Staff software engineer: The transition from L3 to L5 is a progression of handling increasing ambiguity and independent execution. However a “Staff Software Engineer” represents a different job profile. This is a highly selective role and most organizations will have fewer than 5% of their engineers in Staff+ roles. In this role, the engineer often owns an area and is responsible for identifying the problems worth solving in the area (for e.g., “capacity planning or monitoring or scalability”). This role is an extension of the execs in the org and they will often lean on the engineer for decision making. Leadership skills is the center focus of this role, and a staff engineer will need to influence across teams and product areas. Each subsequent level represents a fundamentally different role, but the expectations become more and more murky as it depends on the needs of the organization. A couple of books on the topic that I would highly recommend reading - “Staff Engineer” by Will Larson and The Staff Engineer’s path by Tanya Reilly. Even if you don’t read the books, I would highly recommend reading this excerpt about the Staff Engineer archetypes.
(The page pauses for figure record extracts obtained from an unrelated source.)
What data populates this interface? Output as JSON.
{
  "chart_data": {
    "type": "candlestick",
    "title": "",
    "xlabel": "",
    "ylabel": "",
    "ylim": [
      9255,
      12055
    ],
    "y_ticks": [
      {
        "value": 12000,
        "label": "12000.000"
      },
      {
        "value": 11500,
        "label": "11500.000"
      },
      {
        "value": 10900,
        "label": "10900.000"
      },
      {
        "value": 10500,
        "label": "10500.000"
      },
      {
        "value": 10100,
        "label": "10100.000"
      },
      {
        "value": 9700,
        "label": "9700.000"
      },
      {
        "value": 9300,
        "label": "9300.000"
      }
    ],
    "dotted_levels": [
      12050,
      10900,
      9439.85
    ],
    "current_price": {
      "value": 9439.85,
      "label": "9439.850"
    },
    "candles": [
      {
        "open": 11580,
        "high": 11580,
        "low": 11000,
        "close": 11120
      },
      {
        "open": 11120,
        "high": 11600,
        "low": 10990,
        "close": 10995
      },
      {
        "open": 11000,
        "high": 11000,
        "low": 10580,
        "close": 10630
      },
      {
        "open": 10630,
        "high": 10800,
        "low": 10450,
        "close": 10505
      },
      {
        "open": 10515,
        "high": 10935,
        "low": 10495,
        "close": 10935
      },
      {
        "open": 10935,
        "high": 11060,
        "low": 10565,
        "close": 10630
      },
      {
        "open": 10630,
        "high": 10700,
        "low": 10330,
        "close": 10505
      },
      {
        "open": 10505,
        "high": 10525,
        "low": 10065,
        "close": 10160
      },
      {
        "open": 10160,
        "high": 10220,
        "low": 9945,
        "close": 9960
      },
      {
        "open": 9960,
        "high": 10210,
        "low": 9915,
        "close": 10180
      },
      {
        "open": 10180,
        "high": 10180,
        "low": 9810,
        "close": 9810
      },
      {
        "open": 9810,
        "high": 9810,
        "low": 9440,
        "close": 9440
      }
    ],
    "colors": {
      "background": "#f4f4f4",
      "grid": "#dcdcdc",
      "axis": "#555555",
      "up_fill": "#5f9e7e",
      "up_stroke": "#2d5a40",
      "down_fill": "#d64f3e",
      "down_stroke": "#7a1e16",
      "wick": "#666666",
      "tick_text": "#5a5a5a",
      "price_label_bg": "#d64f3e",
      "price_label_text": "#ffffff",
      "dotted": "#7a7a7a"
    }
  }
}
Senior staff software engineer: This level is an extension of the Staff engineer where the engineer is able to either scale their impact through expansive breath and scope or is able to execute multiple staff engineer leveled projects in parallel. At this level, the expectation of influence is cross company and the engineer would be the de factor expert on a business critical area. The engineer is also expected to work with leadership to define the areas that need investment and provide a roadmap for executing the initiatives.

(Sr) Principal engineer, Distinguished engineer and Technical Fellow: These levels are equivalent to executive positions. The engineers represent the creme de la creme of the engineering community. At these levels, the engineers play roles that are critical to changing the direction of the company. They develop product strategy, and partner widely across different roles (UX, PM, etc) to ensure long term business success.